Participants were randomised to either icotrokinra 200mg once daily, deucravacitinib 6mg once daily, or placebo.
The primary endpoint of the studies was Investigator’s Global Assessment (IGA) 0/1 response at week 16, defined as an IGA score of 0 (clear) or 1 (almost clear) with an improvement of at least two grades from baseline.
The co‑primary endpoint was the proportion of participants achieving at least a 90% improvement from baseline in PASI (PASI 90).
The ICONIC‑ADVANCE 1 and ICONIC‑ADVANCE 2 studies enrolled 774 and 731 adults, respectively.
In ICONIC‑ADVANCE 1, 68% of participants receiving icotrokinra achieved an IGA 0/1 response at week 16, compared with 11% on deucravacitinib or placebo.
In ICONIC‑ADVANCE 2, 70% of participants on icotrokinra achieved an IGA 0/1 response at week 16, compared with 9% on deucravacitinib or placebo.
Furthermore, icotrokinra demonstrated high rates of complete skin clearance (PASI 100) with an increase from 41% to 49% between week 24 and week 52 in ICONIC‑ADVANCE 1, and from 33% to 48% in ICONIC‑ADVANCE 2.
The ICONIC‑LEAD trial assessed the safety and efficacy of icotrokinra in 684 adults and adolescents aged 12 years and above.
At week 16, 65% of participants treated with icotrokinra achieved an IGA 0/1 response compared with 8% on placebo, and 50% achieved PASI 90 versus 4% in the placebo group.
The ICONIC‑TOTAL trial randomised 311 participants to icotrokinra or placebo. At week 16, 56.7% of those receiving icotrokinra achieved an IGA score of 0/1, compared with 5.8% in the placebo group.

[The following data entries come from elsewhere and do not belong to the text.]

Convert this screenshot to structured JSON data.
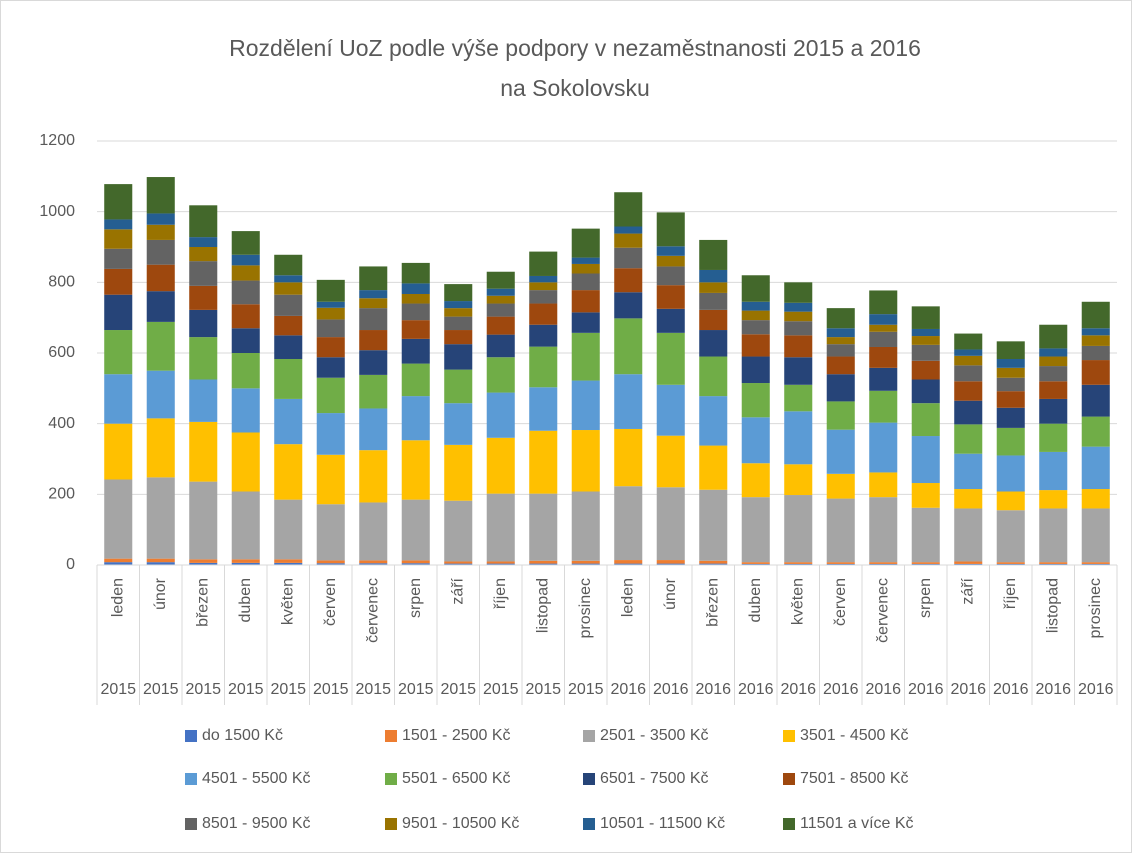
{
  "chart_data": {
    "type": "stacked-bar",
    "title": [
      "Rozdělení UoZ podle výše podpory v nezaměstnanosti 2015 a 2016",
      "na Sokolovsku"
    ],
    "categories": [
      "leden",
      "únor",
      "březen",
      "duben",
      "květen",
      "červen",
      "červenec",
      "srpen",
      "září",
      "říjen",
      "listopad",
      "prosinec",
      "leden",
      "únor",
      "březen",
      "duben",
      "květen",
      "červen",
      "červenec",
      "srpen",
      "září",
      "říjen",
      "listopad",
      "prosinec"
    ],
    "groups": [
      "2015",
      "2015",
      "2015",
      "2015",
      "2015",
      "2015",
      "2015",
      "2015",
      "2015",
      "2015",
      "2015",
      "2015",
      "2016",
      "2016",
      "2016",
      "2016",
      "2016",
      "2016",
      "2016",
      "2016",
      "2016",
      "2016",
      "2016",
      "2016"
    ],
    "ylim": [
      0,
      1200
    ],
    "yticks": [
      0,
      200,
      400,
      600,
      800,
      1000,
      1200
    ],
    "grid": true,
    "legend": "bottom",
    "series": [
      {
        "name": "do 1500 Kč",
        "color": "#4472c4",
        "values": [
          8,
          8,
          6,
          6,
          6,
          5,
          5,
          5,
          4,
          4,
          4,
          4,
          4,
          4,
          4,
          3,
          3,
          3,
          3,
          3,
          3,
          3,
          3,
          3
        ]
      },
      {
        "name": "1501 - 2500 Kč",
        "color": "#ed7d31",
        "values": [
          10,
          10,
          10,
          10,
          10,
          8,
          8,
          8,
          6,
          6,
          8,
          8,
          10,
          10,
          8,
          5,
          5,
          5,
          5,
          5,
          7,
          5,
          5,
          5
        ]
      },
      {
        "name": "2501 - 3500 Kč",
        "color": "#a5a5a5",
        "values": [
          224,
          230,
          220,
          192,
          169,
          159,
          164,
          172,
          172,
          192,
          190,
          196,
          209,
          206,
          201,
          184,
          190,
          180,
          184,
          154,
          150,
          147,
          152,
          152
        ]
      },
      {
        "name": "3501 - 4500 Kč",
        "color": "#ffc000",
        "values": [
          158,
          167,
          169,
          167,
          157,
          140,
          148,
          168,
          158,
          158,
          178,
          174,
          162,
          146,
          125,
          96,
          87,
          70,
          70,
          70,
          55,
          53,
          52,
          55
        ]
      },
      {
        "name": "4501 - 5500 Kč",
        "color": "#5b9bd5",
        "values": [
          140,
          135,
          120,
          125,
          128,
          118,
          118,
          125,
          118,
          128,
          123,
          140,
          155,
          144,
          140,
          130,
          150,
          125,
          141,
          133,
          100,
          102,
          108,
          120
        ]
      },
      {
        "name": "5501 - 6500 Kč",
        "color": "#70ad47",
        "values": [
          125,
          138,
          120,
          100,
          113,
          100,
          95,
          92,
          95,
          100,
          115,
          135,
          158,
          147,
          112,
          97,
          75,
          80,
          90,
          93,
          83,
          78,
          80,
          85
        ]
      },
      {
        "name": "6501 - 7500 Kč",
        "color": "#264478",
        "values": [
          100,
          87,
          77,
          70,
          67,
          58,
          70,
          70,
          72,
          64,
          62,
          58,
          74,
          68,
          75,
          75,
          78,
          77,
          65,
          67,
          67,
          57,
          70,
          90
        ]
      },
      {
        "name": "7501 - 8500 Kč",
        "color": "#9e480e",
        "values": [
          73,
          75,
          68,
          68,
          55,
          57,
          57,
          53,
          40,
          51,
          60,
          63,
          68,
          67,
          57,
          63,
          62,
          50,
          59,
          53,
          55,
          47,
          50,
          70
        ]
      },
      {
        "name": "8501 - 9500 Kč",
        "color": "#636363",
        "values": [
          57,
          70,
          70,
          67,
          60,
          50,
          62,
          47,
          38,
          37,
          38,
          47,
          58,
          53,
          48,
          40,
          40,
          35,
          43,
          45,
          45,
          38,
          43,
          40
        ]
      },
      {
        "name": "9501 - 10500 Kč",
        "color": "#997300",
        "values": [
          55,
          43,
          40,
          43,
          35,
          33,
          28,
          27,
          24,
          22,
          22,
          27,
          40,
          30,
          30,
          27,
          27,
          20,
          20,
          25,
          27,
          28,
          27,
          30
        ]
      },
      {
        "name": "10501 - 11500 Kč",
        "color": "#255e91",
        "values": [
          28,
          32,
          28,
          30,
          20,
          17,
          23,
          30,
          20,
          20,
          18,
          18,
          20,
          27,
          35,
          25,
          25,
          25,
          30,
          20,
          18,
          25,
          23,
          20
        ]
      },
      {
        "name": "11501 a více Kč",
        "color": "#43682b",
        "values": [
          100,
          103,
          90,
          67,
          58,
          62,
          67,
          58,
          48,
          48,
          69,
          82,
          97,
          96,
          85,
          75,
          58,
          57,
          67,
          64,
          45,
          50,
          67,
          75
        ]
      }
    ]
  }
}
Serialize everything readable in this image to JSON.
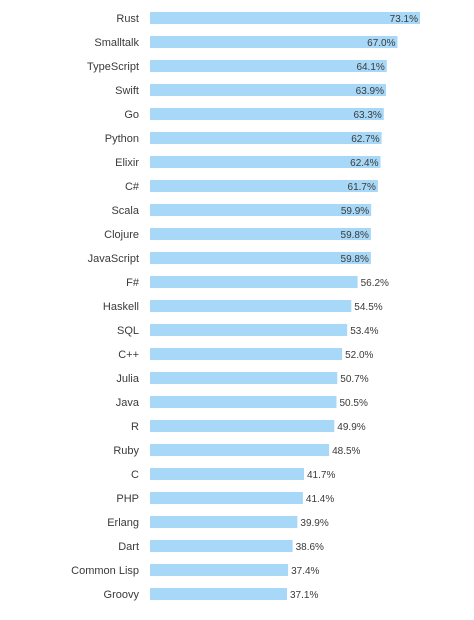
{
  "chart_data": {
    "type": "bar",
    "orientation": "horizontal",
    "title": "",
    "xlabel": "",
    "ylabel": "",
    "categories": [
      "Rust",
      "Smalltalk",
      "TypeScript",
      "Swift",
      "Go",
      "Python",
      "Elixir",
      "C#",
      "Scala",
      "Clojure",
      "JavaScript",
      "F#",
      "Haskell",
      "SQL",
      "C++",
      "Julia",
      "Java",
      "R",
      "Ruby",
      "C",
      "PHP",
      "Erlang",
      "Dart",
      "Common Lisp",
      "Groovy"
    ],
    "values": [
      73.1,
      67.0,
      64.1,
      63.9,
      63.3,
      62.7,
      62.4,
      61.7,
      59.9,
      59.8,
      59.8,
      56.2,
      54.5,
      53.4,
      52.0,
      50.7,
      50.5,
      49.9,
      48.5,
      41.7,
      41.4,
      39.9,
      38.6,
      37.4,
      37.1
    ],
    "value_labels": [
      "73.1%",
      "67.0%",
      "64.1%",
      "63.9%",
      "63.3%",
      "62.7%",
      "62.4%",
      "61.7%",
      "59.9%",
      "59.8%",
      "59.8%",
      "56.2%",
      "54.5%",
      "53.4%",
      "52.0%",
      "50.7%",
      "50.5%",
      "49.9%",
      "48.5%",
      "41.7%",
      "41.4%",
      "39.9%",
      "38.6%",
      "37.4%",
      "37.1%"
    ],
    "xlim": [
      0,
      73.1
    ],
    "grid": false,
    "legend": "none",
    "bar_color": "#a8d8f8",
    "label_color": "#3a3a3a"
  }
}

Following the positive results from the ADVANCE studies, Johnson & Johnson commenced the Phase III ICONIC‑ASCEND trial (NCT06934226) in April 2025 to evaluate the efficacy and safety of icotrokinra versus placebo and Ustekinumab in participants with moderate-to-severe PsO. Additional studies are ongoing in active psoriatic arthritis, moderately to severely active ulcerative colitis, and moderately to severely active Crohn’s disease.